私自身も一市民として、家族も市民病院にお世話になることがあるのですが、申し上げるまでもなく、大切な病院なのですよ。皆さん方にとってもそう思いますよ、そうでしょう。よりよい病院として、発展いただきたい。これからも市民に医療と、ひいては地域包括ケアシステムのこともありますが、しっかりと福祉も提供いただきたいと願っているのです。ですので、計画的にやっていただきたいということを申し上げているのです。
 改めて伺います。先ほど来、基準財政需要額というものを根拠として再三答弁されているのですが、現時点におけるその経営状況を踏まえ、少なくとも今の時点で補正予算を平成31年度計上されなくても、安定的に、地方独立行政法人市立大津市民病院を運営いただけるというふうに判断されると理解させていただいてよろしいでしょうか。

答弁:健康保険部長

 
 現時点で経営が安定すると見込んでいるのかということであります。いずれも、現時点でどうなるかと、昨年もそうでしたけれども、そういった当時はなかにありました。しかし、計画と言いますけれども、計画というのであれば、病院のほうの計画が実行できているかということもあります。ここはやはり、そういった限度がありますと、厳しくというようなことはあると思います。そのことによって、もうこれは市としてもまた法人としても責任は同じと考えています。
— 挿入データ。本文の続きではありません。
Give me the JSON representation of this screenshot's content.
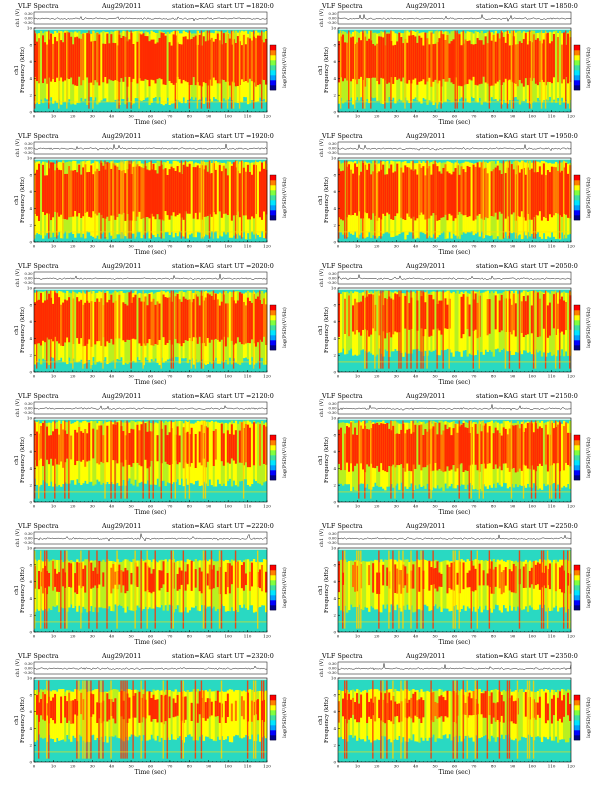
{
  "figure_title": "VLF Spectra",
  "date": "Aug29/2011",
  "station": "station=KAG",
  "start_prefix": "start  UT",
  "channel_label": "ch1",
  "waveform_ylabel": "ch1 (V)",
  "waveform_ticks": [
    "0.30",
    "0.00",
    "-0.30"
  ],
  "freq_ylabel": "Frequency (kHz)",
  "colorbar_label": "log(PSD)(V²/Hz)",
  "time_xlabel": "Time (sec)",
  "time_ticks": [
    "0",
    "10",
    "20",
    "30",
    "40",
    "50",
    "60",
    "70",
    "80",
    "90",
    "100",
    "110",
    "120"
  ],
  "freq_ticks": [
    "0",
    "2",
    "4",
    "6",
    "8",
    "10"
  ],
  "colors": {
    "colormap": [
      "#00008b",
      "#0000ff",
      "#00a0ff",
      "#00e5ff",
      "#40e0a0",
      "#80ff40",
      "#ffff00",
      "#ff8000",
      "#ff0000"
    ],
    "accent_red": "#ff2a00",
    "accent_yellow": "#ffff00",
    "accent_cyan": "#29d9c2"
  },
  "chart_data": [
    {
      "type": "heatmap",
      "start_ut": "=1820:0",
      "x_range": [
        0,
        120
      ],
      "y_range": [
        0,
        10
      ],
      "emission_band_khz": [
        3,
        9.5
      ],
      "intensity": "high"
    },
    {
      "type": "heatmap",
      "start_ut": "=1850:0",
      "x_range": [
        0,
        120
      ],
      "y_range": [
        0,
        10
      ],
      "emission_band_khz": [
        3,
        9.5
      ],
      "intensity": "high"
    },
    {
      "type": "heatmap",
      "start_ut": "=1920:0",
      "x_range": [
        0,
        120
      ],
      "y_range": [
        0,
        10
      ],
      "emission_band_khz": [
        2.5,
        9.5
      ],
      "intensity": "high"
    },
    {
      "type": "heatmap",
      "start_ut": "=1950:0",
      "x_range": [
        0,
        120
      ],
      "y_range": [
        0,
        10
      ],
      "emission_band_khz": [
        2.5,
        9.5
      ],
      "intensity": "high"
    },
    {
      "type": "heatmap",
      "start_ut": "=2020:0",
      "x_range": [
        0,
        120
      ],
      "y_range": [
        0,
        10
      ],
      "emission_band_khz": [
        3,
        9.5
      ],
      "intensity": "high"
    },
    {
      "type": "heatmap",
      "start_ut": "=2050:0",
      "x_range": [
        0,
        120
      ],
      "y_range": [
        0,
        10
      ],
      "emission_band_khz": [
        4,
        9.5
      ],
      "intensity": "medium"
    },
    {
      "type": "heatmap",
      "start_ut": "=2120:0",
      "x_range": [
        0,
        120
      ],
      "y_range": [
        0,
        10
      ],
      "emission_band_khz": [
        4,
        9.5
      ],
      "intensity": "medium"
    },
    {
      "type": "heatmap",
      "start_ut": "=2150:0",
      "x_range": [
        0,
        120
      ],
      "y_range": [
        0,
        10
      ],
      "emission_band_khz": [
        3.5,
        9.5
      ],
      "intensity": "high"
    },
    {
      "type": "heatmap",
      "start_ut": "=2220:0",
      "x_range": [
        0,
        120
      ],
      "y_range": [
        0,
        10
      ],
      "emission_band_khz": [
        4.5,
        8.5
      ],
      "intensity": "medium"
    },
    {
      "type": "heatmap",
      "start_ut": "=2250:0",
      "x_range": [
        0,
        120
      ],
      "y_range": [
        0,
        10
      ],
      "emission_band_khz": [
        4.5,
        8.5
      ],
      "intensity": "medium"
    },
    {
      "type": "heatmap",
      "start_ut": "=2320:0",
      "x_range": [
        0,
        120
      ],
      "y_range": [
        0,
        10
      ],
      "emission_band_khz": [
        4.5,
        8.5
      ],
      "intensity": "medium"
    },
    {
      "type": "heatmap",
      "start_ut": "=2350:0",
      "x_range": [
        0,
        120
      ],
      "y_range": [
        0,
        10
      ],
      "emission_band_khz": [
        4.5,
        8.5
      ],
      "intensity": "medium"
    }
  ]
}
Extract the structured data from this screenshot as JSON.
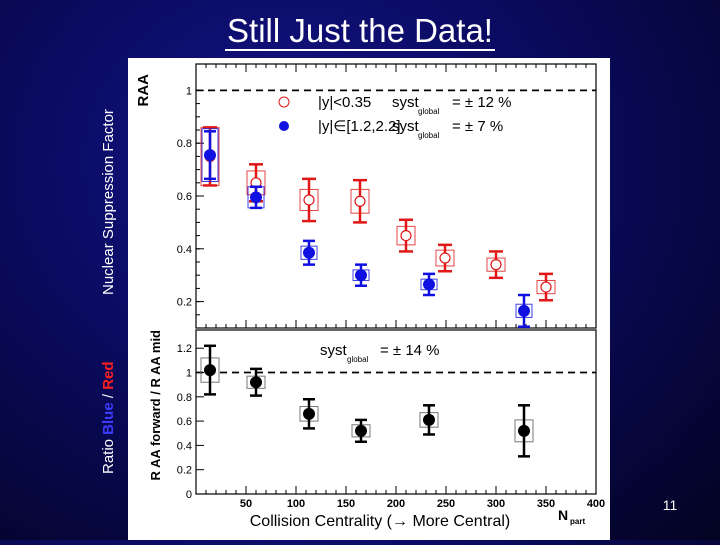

そのことを果たしてはじめて、市民に対して説明責任を果たせるものと考えております。そういうことから、現時点では、今後の想定はわかりませんが、経営状況というのは今後も十分、日ごとに注視しながら、その状況に応じて、適切に判断していくと考えておりまして、ここで言います議員がおっしゃいました総計予算主義ということが24億であるということには、私は当てはまらないというふうには考えております。これは中期目標で定めた法人に対して我々が求めている内容であると考えていますので、今後も引き続き病院に対してはそれを求めてまいりたいと考えております。

再々再質問

 
 誤解されてはいないとは思うのですが、何も私、20億円出していただきたいということを申し上げているわけでは決してありません。中期計画においても、できるだけ運営費負担金のあり方については、しっかりと精査した上でということも明確にされていますので、そこについては認識をしています。しかしながら、私、今の答弁の中で、病院のほうも収益が計画どおりに達成されていないといったような表現されましたけどね。厳しい計画じゃないですかということについては、議会からも多くの方から指摘を受けたんじゃないですかね。主体性を持って説明なり議案提案されたの、市長並びに執行部のみなさんじゃないですか。再三申し上げますけれども、1期4年という期間をもって考えていったときに、いずれかの時点で債務超過になりかねないとなった時点で、当初見込まれている以上の負担を大津市がするといったことが、一番なじまないと考えているのです。ですので、先ほど来、計画的に支出されるべきじゃないですかということを申し上げています。今の答弁においても、今後の経営見込みを踏まえ、現時点で予算措置をされている金額で中期計画を踏まえて大丈夫なのだというふうに、答弁いただいているとはとれないのですよ。改めて答弁求めます。

答弁:健康保険部長 

 1期4年ということは、再三、これまでも申し上げてきました。先ほど申し上げましたが、1年目は大きく下回りました、しかし2年目に回復した、こういうことから、今3年4年で必ずそういったことで回復していただきたいというふうな思いがものすごくあります。そのことを病院としても30年度のアクションプランにおいても、そういうことで危機感を共有するということも大きく掲げ、また、そのための実効性については、市職員一丸となって取り組むということも示されている中で、そういった期待をしているところでありまして、そのことから、必ずしもということは我々も約束はできませんけれども、そのときそのときに適切にまた判断し、また対応してまいりたいというふうに考えております。